The ugly...well, I'm having issues with my scars.  You can feel the amount of scar tissue under them, and they (all four) are raised.  It's so weird...not necessarily ugly, but very strange.

Things are well in our house, we've been crazy busy, but what would life be if it was easy as pie?  My classes started again, and so far it is going great!  I am really enjoying learning about social psychology, and I think if I don't go into teaching, I would love to go into social psychology research.

I have been maintaining my eating journal (which is not consistent for me), and that has been very helpful.  My next goal to add with that is instead of just writing everything (not only the good, but the crap I manage to fit in too), but to also add how I'm feeling or what's going on when I'm eating things that are not the best for me.

The Mister and I have noticed that when I focus on my food, I lose weight.  When I let loose of my sight on what I'm eating, then I gain a pound or two...and it takes longer to take off that pound or two than it does to put on.

All is well here.  I know keeping up with my journal hasn't been as consistent as I would like it to be, but I was really hoping I could put a number on here that was in the Hundreds and not the two-hundreds...oh well.
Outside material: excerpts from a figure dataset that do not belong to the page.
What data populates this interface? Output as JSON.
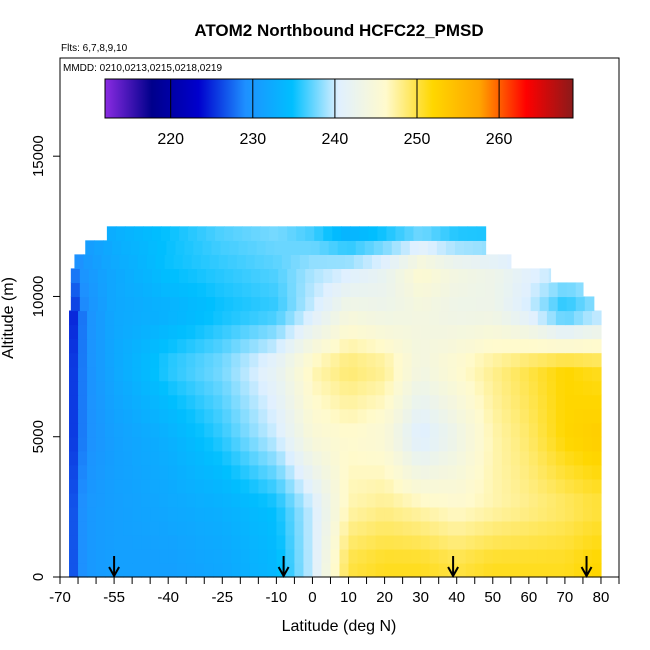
{
  "chart_data": {
    "type": "heatmap",
    "title": "ATOM2 Northbound HCFC22_PMSD",
    "annotations": {
      "flights": "Flts: 6,7,8,9,10",
      "dates": "MMDD: 0210,0213,0215,0218,0219"
    },
    "xlabel": "Latitude (deg N)",
    "ylabel": "Altitude (m)",
    "xlim": [
      -70,
      85
    ],
    "ylim": [
      0,
      18500
    ],
    "x_tick_labels": [
      "-70",
      "-55",
      "-40",
      "-25",
      "-10",
      "0",
      "10",
      "20",
      "30",
      "40",
      "50",
      "60",
      "70",
      "80"
    ],
    "x_tick_values": [
      -70,
      -55,
      -40,
      -25,
      -10,
      0,
      10,
      20,
      30,
      40,
      50,
      60,
      70,
      80
    ],
    "y_tick_labels": [
      "0",
      "5000",
      "10000",
      "15000"
    ],
    "y_tick_values": [
      0,
      5000,
      10000,
      15000
    ],
    "colorbar": {
      "ticks": [
        220,
        230,
        240,
        250,
        260
      ],
      "tick_labels": [
        "220",
        "230",
        "240",
        "250",
        "260"
      ],
      "range": [
        212,
        269
      ],
      "colors": [
        "#8a2be2",
        "#00008b",
        "#0000cd",
        "#1e90ff",
        "#00bfff",
        "#e0f0ff",
        "#fffacd",
        "#ffd700",
        "#ffa500",
        "#ff0000",
        "#8b1a1a"
      ]
    },
    "flight_arrow_latitudes": [
      -55,
      -8,
      39,
      76
    ],
    "altitude_bins_m": [
      250,
      750,
      1250,
      1750,
      2250,
      2750,
      3250,
      3750,
      4250,
      4750,
      5250,
      5750,
      6250,
      6750,
      7250,
      7750,
      8250,
      8750,
      9250,
      9750,
      10250,
      10750,
      11250,
      11750,
      12250
    ],
    "latitude_extents": [
      [
        -67.5,
        80
      ],
      [
        -67.5,
        80
      ],
      [
        -67.5,
        80
      ],
      [
        -67.5,
        80
      ],
      [
        -67.5,
        80
      ],
      [
        -67.5,
        80
      ],
      [
        -67.5,
        80
      ],
      [
        -67.5,
        80
      ],
      [
        -67.5,
        80
      ],
      [
        -67.5,
        80
      ],
      [
        -67.5,
        80
      ],
      [
        -67.5,
        80
      ],
      [
        -67.5,
        80
      ],
      [
        -67.5,
        80
      ],
      [
        -67.5,
        80
      ],
      [
        -67.5,
        80
      ],
      [
        -67.5,
        80
      ],
      [
        -67.5,
        80
      ],
      [
        -67.5,
        80
      ],
      [
        -67,
        78
      ],
      [
        -67,
        75
      ],
      [
        -67,
        66
      ],
      [
        -66,
        55
      ],
      [
        -63,
        48
      ],
      [
        -57,
        48
      ]
    ],
    "profile_anchors": {
      "latitudes": [
        -67,
        -63,
        -55,
        -40,
        -25,
        -10,
        0,
        10,
        20,
        30,
        40,
        50,
        60,
        70,
        78
      ],
      "altitude_levels_m": [
        500,
        2500,
        5000,
        7500,
        9500,
        11000,
        12500
      ],
      "values": [
        [
          226,
          230,
          231,
          231,
          232,
          234,
          240,
          250,
          251,
          251,
          250,
          251,
          251,
          251,
          252
        ],
        [
          226,
          230,
          231,
          232,
          233,
          235,
          240,
          247,
          248,
          247,
          246,
          247,
          248,
          249,
          250
        ],
        [
          225,
          229,
          231,
          233,
          236,
          240,
          245,
          246,
          245,
          240,
          243,
          247,
          249,
          252,
          253
        ],
        [
          225,
          229,
          232,
          236,
          238,
          242,
          247,
          249,
          248,
          244,
          246,
          248,
          250,
          252,
          251
        ],
        [
          224,
          229,
          232,
          233,
          235,
          236,
          240,
          244,
          243,
          244,
          243,
          243,
          240,
          235,
          238
        ],
        [
          228,
          230,
          232,
          235,
          236,
          237,
          239,
          240,
          242,
          246,
          244,
          243,
          241,
          240,
          240
        ],
        [
          230,
          231,
          233,
          235,
          237,
          238,
          236,
          232,
          234,
          236,
          234,
          234,
          234,
          234,
          234
        ]
      ]
    }
  }
}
Next time!  This week I'll be out of town at a conference, and that scares me to tell you the truth.  Breakfast, lunch, and most dinners are supplied...so hopefully we have some good options instead of all crap.  The Mister told me to hard boil some eggs and keep them in my hotel fridge, bring my oatmeal and  yogurt, so that way I know my breakfast will be taken care of.  Good thing is that I will have a car while I'm down there, so if they're serving crap, then I can go to the market one night after the meetings and get some things of my own.